1. The x component of the cannonball's initial velocity, Voy, can be found using the equation:
Vox = V * cos(θ)
where V is the magnitude of the initial velocity (25 m/s) and θ is the launch angle (13°). Plugging in the values, we get:
Vox = 25 m/s * cos(13°) ≈ 24.36 m/s
2. The y component of the cannonball's initial velocity, Voy, can be found using the equation:
Voy = V * sin(θ)
Plugging in the values, we get:
Voy = 25 m/s * sin(13°) ≈ 5.57 m/s
3. At the peak of the cannonball's trajectory, the y component of the velocity (Vy) will be zero. This is because the projectile momentarily stops moving vertically before reversing direction.
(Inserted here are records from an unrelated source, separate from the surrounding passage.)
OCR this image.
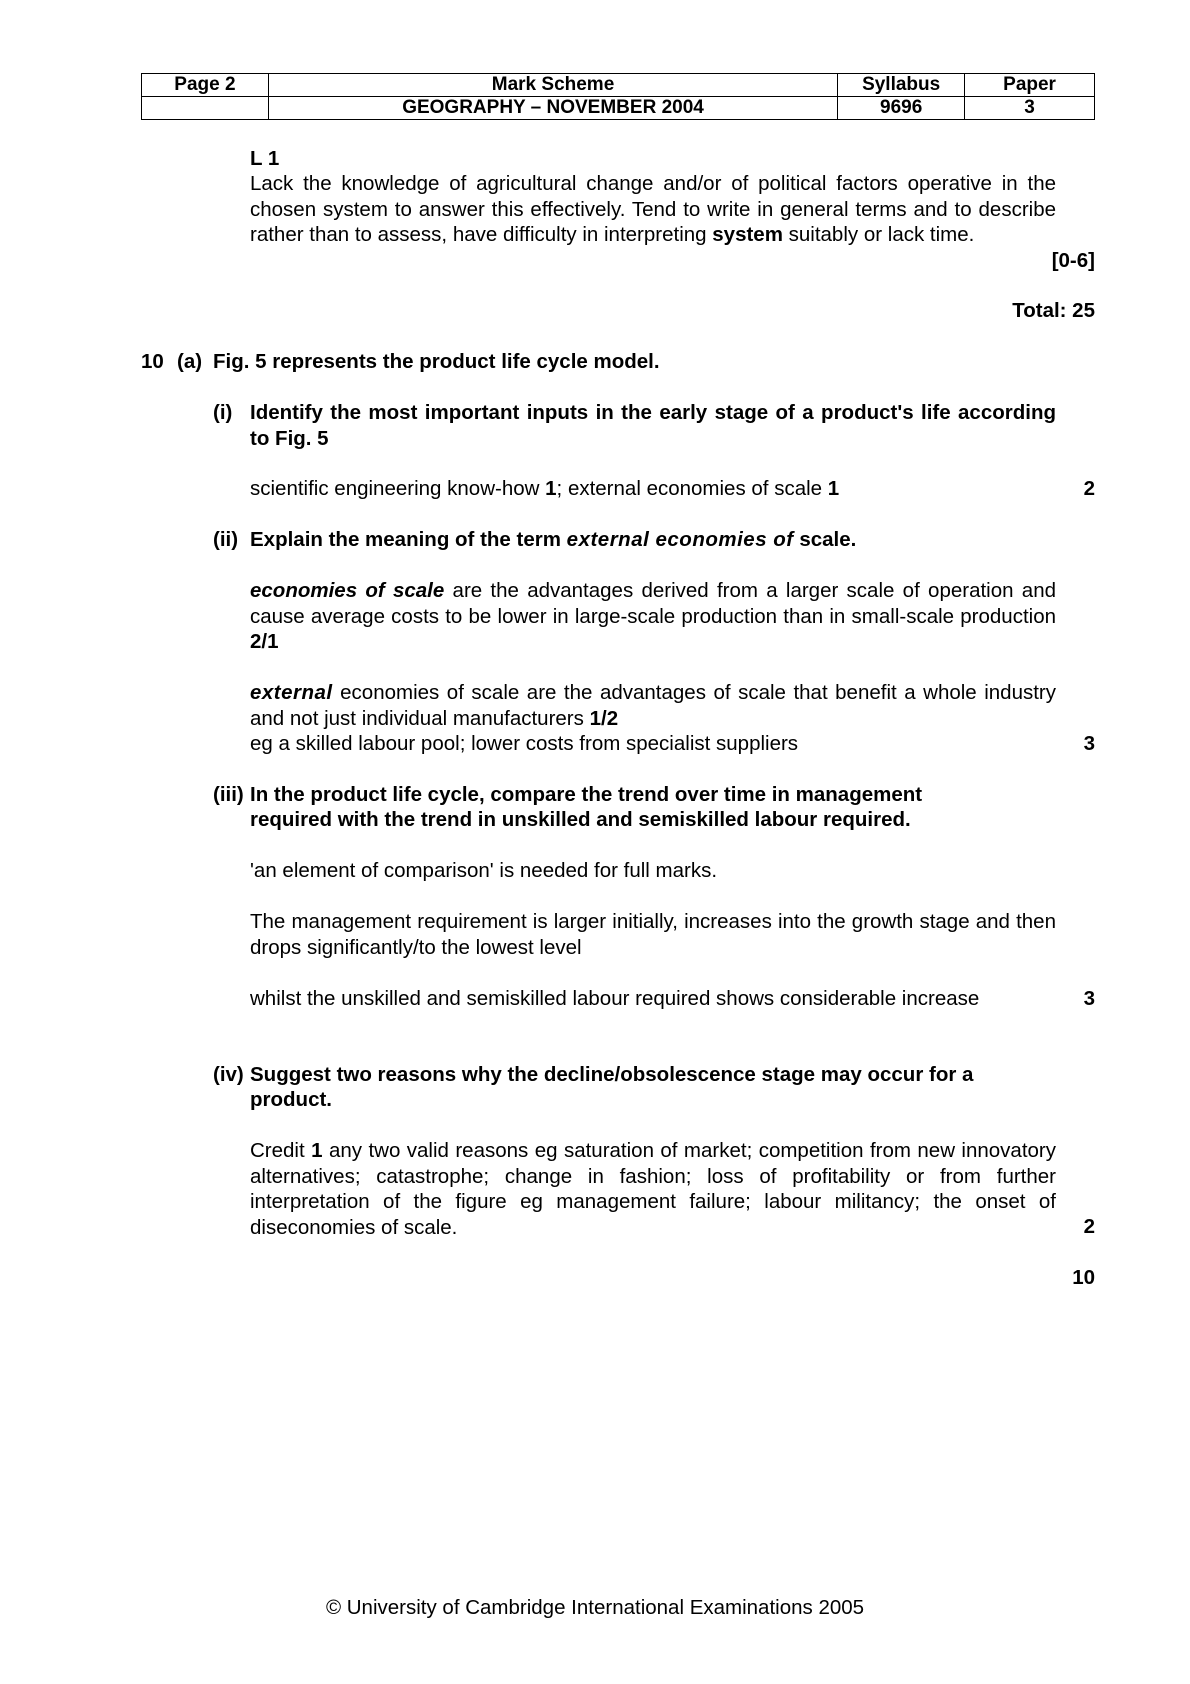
Page 2	Mark Scheme	Syllabus	Paper
	GEOGRAPHY – NOVEMBER 2004	9696	3
L 1
Lack the knowledge of agricultural change and/or of political factors operative in the chosen system to answer this effectively. Tend to write in general terms and to describe rather than to assess, have difficulty in interpreting system suitably or lack time.
[0-6]
Total: 25
10 (a) Fig. 5 represents the product life cycle model.
(i) Identify the most important inputs in the early stage of a product's life according to Fig. 5
scientific engineering know-how 1; external economies of scale 1	2
(ii) Explain the meaning of the term external economies of scale.
economies of scale are the advantages derived from a larger scale of operation and cause average costs to be lower in large-scale production than in small-scale production 2/1
external economies of scale are the advantages of scale that benefit a whole industry and not just individual manufacturers 1/2
eg a skilled labour pool; lower costs from specialist suppliers	3
(iii) In the product life cycle, compare the trend over time in management
required with the trend in unskilled and semiskilled labour required.
'an element of comparison' is needed for full marks.
The management requirement is larger initially, increases into the growth stage and then drops significantly/to the lowest level
whilst the unskilled and semiskilled labour required shows considerable increase	3
(iv) Suggest two reasons why the decline/obsolescence stage may occur for a
product.
Credit 1 any two valid reasons eg saturation of market; competition from new innovatory alternatives; catastrophe; change in fashion; loss of profitability or from further interpretation of the figure eg management failure; labour militancy; the onset of diseconomies of scale.	2
10
© University of Cambridge International Examinations 2005
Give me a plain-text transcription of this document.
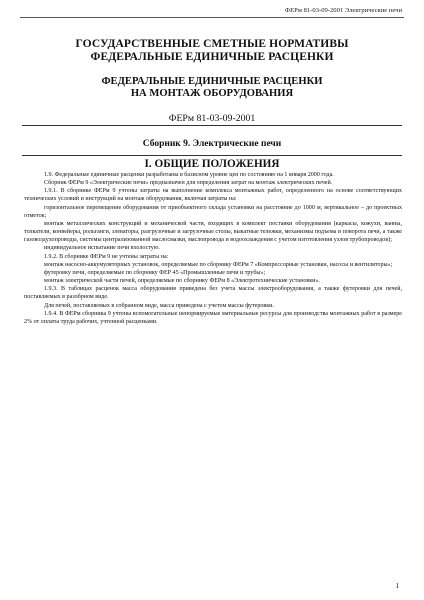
ФЕРм 81-03-09-2001 Электрические печи
ГОСУДАРСТВЕННЫЕ СМЕТНЫЕ НОРМАТИВЫ
ФЕДЕРАЛЬНЫЕ ЕДИНИЧНЫЕ РАСЦЕНКИ
ФЕДЕРАЛЬНЫЕ ЕДИНИЧНЫЕ РАСЦЕНКИ
НА МОНТАЖ ОБОРУДОВАНИЯ
ФЕРм 81-03-09-2001
Сборник 9. Электрические печи
I. ОБЩИЕ ПОЛОЖЕНИЯ

1.9. Федеральные единичные расценки разработаны в базисном уровне цен по состоянию на 1 января 2000 года.

Сборник ФЕРм 9 «Электрические печи» предназначен для определения затрат на монтаж электрических печей.

1.9.1. В сборнике ФЕРм 9 учтены затраты на выполнение комплекса монтажных работ, определенного на основе соответствующих технических условий и инструкций на монтаж оборудования, включая затраты на:

горизонтальное перемещение оборудования от приобъектного склада установки на расстояние до 1000 м, вертикальное – до проектных отметок;

монтаж металлических конструкций и механической части, входящих в комплект поставки оборудования (каркасы, кожухи, ванны, толкатели, конвейеры, рольганги, элеваторы, разгрузочные и загрузочные столы, выкатные тележки, механизмы подъема и поворота печи, а также газовоздухопроводы, системы централизованной маслосмазки, маслопровода и водоохлаждения с учетом изготовления узлов трубопроводов);

индивидуальное испытание печи вхолостую.

1.9.2. В сборнике ФЕРм 9 не учтены затраты на:

монтаж насосно-аккумуляторных установок, определяемые по сборнику ФЕРм 7 «Компрессорные установки, насосы и вентиляторы»;

футеровку печи, определяемые по сборнику ФЕР 45 «Промышленные печи и трубы»;

монтаж электрической части печей, определяемые по сборнику ФЕРм 8 «Электротехнические установки».

1.9.3. В таблицах расценок масса оборудования приведена без учета массы электрооборудования, а также футеровки для печей, поставляемых в разобрном виде.

Для печей, поставляемых в собранном виде, масса приведена с учетом массы футеровки.

1.9.4. В ФЕРм сборника 9 учтены вспомогательные ненормируемые материальные ресурсы для производства монтажных работ в размере 2% от оплаты труда рабочих, учтенной расценками.

1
So, Vy = 0.
4. To find the height the cannonball reaches, we can use the formula:
V^2y = V^2oy + 2ay * Δy
Since the cannonball reaches its maximum height when Vy = 0, V^2y = 0. Therefore, we can simplify the formula to:
0 = V^2oy + 2ay * Δy
Rearranging the formula, we get:
Δy = -V^2oy / (2 * ay)
where ay is the acceleration due to gravity (-9.8 m/s^2). Plugging in the values, we get:
Δy = -(5.57 m/s)^2 / (2 * -9.8 m/s^2) ≈ 1.64 m
5. The time it takes for the cannonball to reach its peak can be found using the equation:
Vy = Voy + at
Plugging in the values, we have:
0 = 5.57 m/s + (-9.8 m/s^2) * t (since the initial velocity in the y direction is positive and acceleration is negative due to gravity)
Solving for t, we get:
t = 5.57 m/s / 9.8 m/s^2 ≈ 0.57 s
6. The time it takes for the cannonball to fall back down to the ground can be found using the same equation as in question 5.
Since the time it takes to rise to the peak is the same as the time it takes to fall from the peak to the ground, the time will also be 0.57 s.
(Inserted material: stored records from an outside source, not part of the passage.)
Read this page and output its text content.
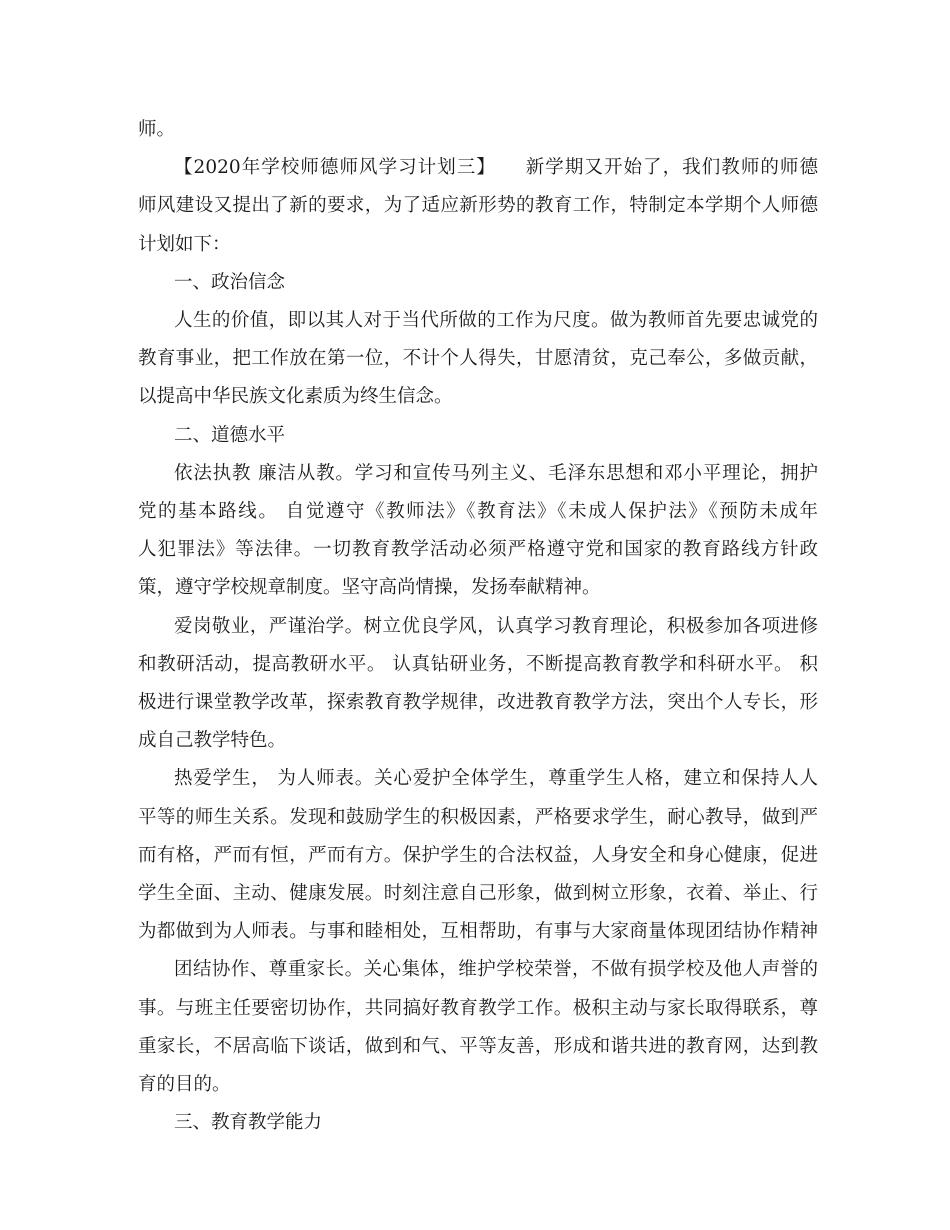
师。
【2020年学校师德师风学习计划三】　　新学期又开始了，我们教师的师德
师风建设又提出了新的要求，为了适应新形势的教育工作，特制定本学期个人师德
计划如下：
一、政治信念
人生的价值，即以其人对于当代所做的工作为尺度。做为教师首先要忠诚党的
教育事业，把工作放在第一位，不计个人得失，甘愿清贫，克己奉公，多做贡献，
以提高中华民族文化素质为终生信念。
二、道德水平
依法执教 廉洁从教。学习和宣传马列主义、毛泽东思想和邓小平理论，拥护
党的基本路线。 自觉遵守《教师法》《教育法》《未成人保护法》《预防未成年
人犯罪法》等法律。一切教育教学活动必须严格遵守党和国家的教育路线方针政
策，遵守学校规章制度。坚守高尚情操，发扬奉献精神。
爱岗敬业，严谨治学。树立优良学风，认真学习教育理论，积极参加各项进修
和教研活动，提高教研水平。 认真钻研业务，不断提高教育教学和科研水平。 积
极进行课堂教学改革，探索教育教学规律，改进教育教学方法，突出个人专长，形
成自己教学特色。
热爱学生， 为人师表。关心爱护全体学生，尊重学生人格，建立和保持人人
平等的师生关系。发现和鼓励学生的积极因素，严格要求学生，耐心教导，做到严
而有格，严而有恒，严而有方。保护学生的合法权益，人身安全和身心健康，促进
学生全面、主动、健康发展。时刻注意自己形象，做到树立形象，衣着、举止、行
为都做到为人师表。与事和睦相处，互相帮助，有事与大家商量体现团结协作精神
团结协作、尊重家长。关心集体，维护学校荣誉，不做有损学校及他人声誉的
事。与班主任要密切协作，共同搞好教育教学工作。极积主动与家长取得联系，尊
重家长，不居高临下谈话，做到和气、平等友善，形成和谐共进的教育网，达到教
育的目的。
三、教育教学能力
7. The total time the cannonball spends in the air can be calculated by doubling the time it took to reach the peak.
Total time = 2 * 0.57 s = 1.14 s
8. The y component of the final velocity of the cannonball right before it hits the ground again can be found using the equation:
Vy = Voy + at
Plugging in the values, we have:
Vy = 5.57 m/s + (-9.8 m/s^2) * 0.57 s ≈ -0.59 m/s (negative because the final velocity is in the downward direction)
9. The x component of the final velocity of the cannonball right before it hits the ground again will be the same as the initial x component (Vox) since there is no horizontal acceleration.
10. The range (horizontal distance traveled) of the cannonball can be calculated using the equation:
Range = Vox * total time
Plugging in the values, we have:
Range = 24.36 m/s * 1.14 s ≈ 27.76 m
So, the answers to the questions are as follows:
1. Vox ≈ 24.36 m/s
2. Voy ≈ 5.57 m/s
3. Vy = 0 m/s
4. The cannonball reaches a height of approximately 1.64 m.
5. It takes approximately 0.57 s for the cannonball to reach its peak.
6. It takes approximately 0.57 s for the cannonball to fall back down to the ground.
7. The total time the cannonball spends in the air is approximately 1.14 s.
8. Vy ≈ -0.59 m/s
9. Vox ≈ 24.36 m/s
10. The range of the cannonball is approximately 27.76 m.